People had grown so conditioned to being given a bottle of this or that by the professional pill-pedlars – which is what so many doctors had become, with the advances in chemical remedies – that they did not believe that good could be done without a prescription.
Toby almost always prescribed something, even when it was obvious that the body’s natural forces were going to restore health without extra help. It gave the clients confidence, and the herbal mixtures that Glyn made up for him could do no harm, even when they did not actually do any good.
He made a journey to the institution outside London to see his mother and talk to Dr Boone, the psychiatrist there who had helped him to develop some commonsense psychology.
His mother did not know him. She had shown no recognition for a long time now, but he sat by her poor wasted form, dying with the cruel slowness of a degenerative disease, and held her bird-claw hand and talked to her.

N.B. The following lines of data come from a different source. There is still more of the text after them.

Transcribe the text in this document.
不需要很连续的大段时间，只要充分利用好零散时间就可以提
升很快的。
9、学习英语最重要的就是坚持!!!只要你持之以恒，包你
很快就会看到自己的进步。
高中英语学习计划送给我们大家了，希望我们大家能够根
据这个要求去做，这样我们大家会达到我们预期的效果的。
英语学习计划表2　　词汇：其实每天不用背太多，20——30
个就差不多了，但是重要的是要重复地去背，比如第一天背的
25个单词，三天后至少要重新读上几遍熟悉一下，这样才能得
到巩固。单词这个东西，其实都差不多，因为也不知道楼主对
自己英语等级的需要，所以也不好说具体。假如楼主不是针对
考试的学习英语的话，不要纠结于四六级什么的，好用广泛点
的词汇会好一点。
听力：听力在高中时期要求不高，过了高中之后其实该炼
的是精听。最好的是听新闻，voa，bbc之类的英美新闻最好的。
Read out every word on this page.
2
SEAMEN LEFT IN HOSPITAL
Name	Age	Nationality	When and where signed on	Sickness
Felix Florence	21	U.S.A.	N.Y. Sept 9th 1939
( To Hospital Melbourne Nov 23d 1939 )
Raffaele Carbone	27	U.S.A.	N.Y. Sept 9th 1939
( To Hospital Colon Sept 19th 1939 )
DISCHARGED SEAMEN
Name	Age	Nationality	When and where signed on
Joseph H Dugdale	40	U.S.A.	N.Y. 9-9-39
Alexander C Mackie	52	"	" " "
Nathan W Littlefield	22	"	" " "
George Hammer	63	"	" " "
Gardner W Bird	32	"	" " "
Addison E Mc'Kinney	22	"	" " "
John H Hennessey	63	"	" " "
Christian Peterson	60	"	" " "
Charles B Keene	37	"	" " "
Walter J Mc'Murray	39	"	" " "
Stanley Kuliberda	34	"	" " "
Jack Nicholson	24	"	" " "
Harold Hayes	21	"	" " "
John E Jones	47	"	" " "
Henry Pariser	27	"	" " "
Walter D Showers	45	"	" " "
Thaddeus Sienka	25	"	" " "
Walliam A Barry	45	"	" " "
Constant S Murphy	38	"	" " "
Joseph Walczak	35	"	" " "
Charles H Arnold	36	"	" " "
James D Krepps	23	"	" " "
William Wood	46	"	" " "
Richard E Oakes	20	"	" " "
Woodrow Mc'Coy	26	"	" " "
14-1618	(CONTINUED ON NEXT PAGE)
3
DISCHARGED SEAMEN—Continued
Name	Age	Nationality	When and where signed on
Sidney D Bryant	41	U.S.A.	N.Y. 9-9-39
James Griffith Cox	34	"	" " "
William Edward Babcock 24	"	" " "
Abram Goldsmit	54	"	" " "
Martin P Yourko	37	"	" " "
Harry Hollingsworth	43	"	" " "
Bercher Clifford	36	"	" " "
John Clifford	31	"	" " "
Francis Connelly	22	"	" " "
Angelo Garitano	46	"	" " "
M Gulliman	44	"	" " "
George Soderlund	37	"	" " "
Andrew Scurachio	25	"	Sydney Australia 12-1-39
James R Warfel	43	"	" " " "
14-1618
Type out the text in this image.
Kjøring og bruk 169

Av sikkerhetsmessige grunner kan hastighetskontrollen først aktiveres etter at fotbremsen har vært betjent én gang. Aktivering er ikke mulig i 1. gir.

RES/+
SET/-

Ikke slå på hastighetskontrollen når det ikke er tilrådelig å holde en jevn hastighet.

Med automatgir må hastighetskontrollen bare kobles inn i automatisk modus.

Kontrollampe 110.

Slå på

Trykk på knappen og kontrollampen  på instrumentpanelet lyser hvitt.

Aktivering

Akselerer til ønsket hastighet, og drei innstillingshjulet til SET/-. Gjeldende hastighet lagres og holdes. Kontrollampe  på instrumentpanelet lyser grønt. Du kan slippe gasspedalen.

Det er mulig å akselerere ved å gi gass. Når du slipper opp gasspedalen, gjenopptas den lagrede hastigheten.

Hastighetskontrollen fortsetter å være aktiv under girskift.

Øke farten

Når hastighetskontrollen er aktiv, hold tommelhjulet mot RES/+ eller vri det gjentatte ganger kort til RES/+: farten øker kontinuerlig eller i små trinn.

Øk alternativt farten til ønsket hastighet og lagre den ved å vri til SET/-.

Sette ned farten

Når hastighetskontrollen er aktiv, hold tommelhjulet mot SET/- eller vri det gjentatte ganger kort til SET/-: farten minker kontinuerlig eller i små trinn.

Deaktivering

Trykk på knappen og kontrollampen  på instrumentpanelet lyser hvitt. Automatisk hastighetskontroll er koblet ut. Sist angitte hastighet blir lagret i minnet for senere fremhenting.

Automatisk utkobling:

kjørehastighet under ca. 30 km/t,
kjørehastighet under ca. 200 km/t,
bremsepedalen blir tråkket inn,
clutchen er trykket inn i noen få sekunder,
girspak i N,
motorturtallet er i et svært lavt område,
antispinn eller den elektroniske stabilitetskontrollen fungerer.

He had brought her a present, a brightly coloured toy animal made of soft wool. She would not look at it or touch it. As always, he looked carefully into her eyes and flicked fingers in front of them to make sure she was not blind. He left the toy on the pillow of the bed to which she was confined, and hoped one of the nurses would not steal it.
As he walked down the long ward between the wretched wrecks of human beings, some of the women called out to him and beckoned, or made obscene gestures. In the corridors, inmates kept stopping him, wanting to talk, clamouring to tell him something that never got told, grabbing at his clothes, following him with entreaties.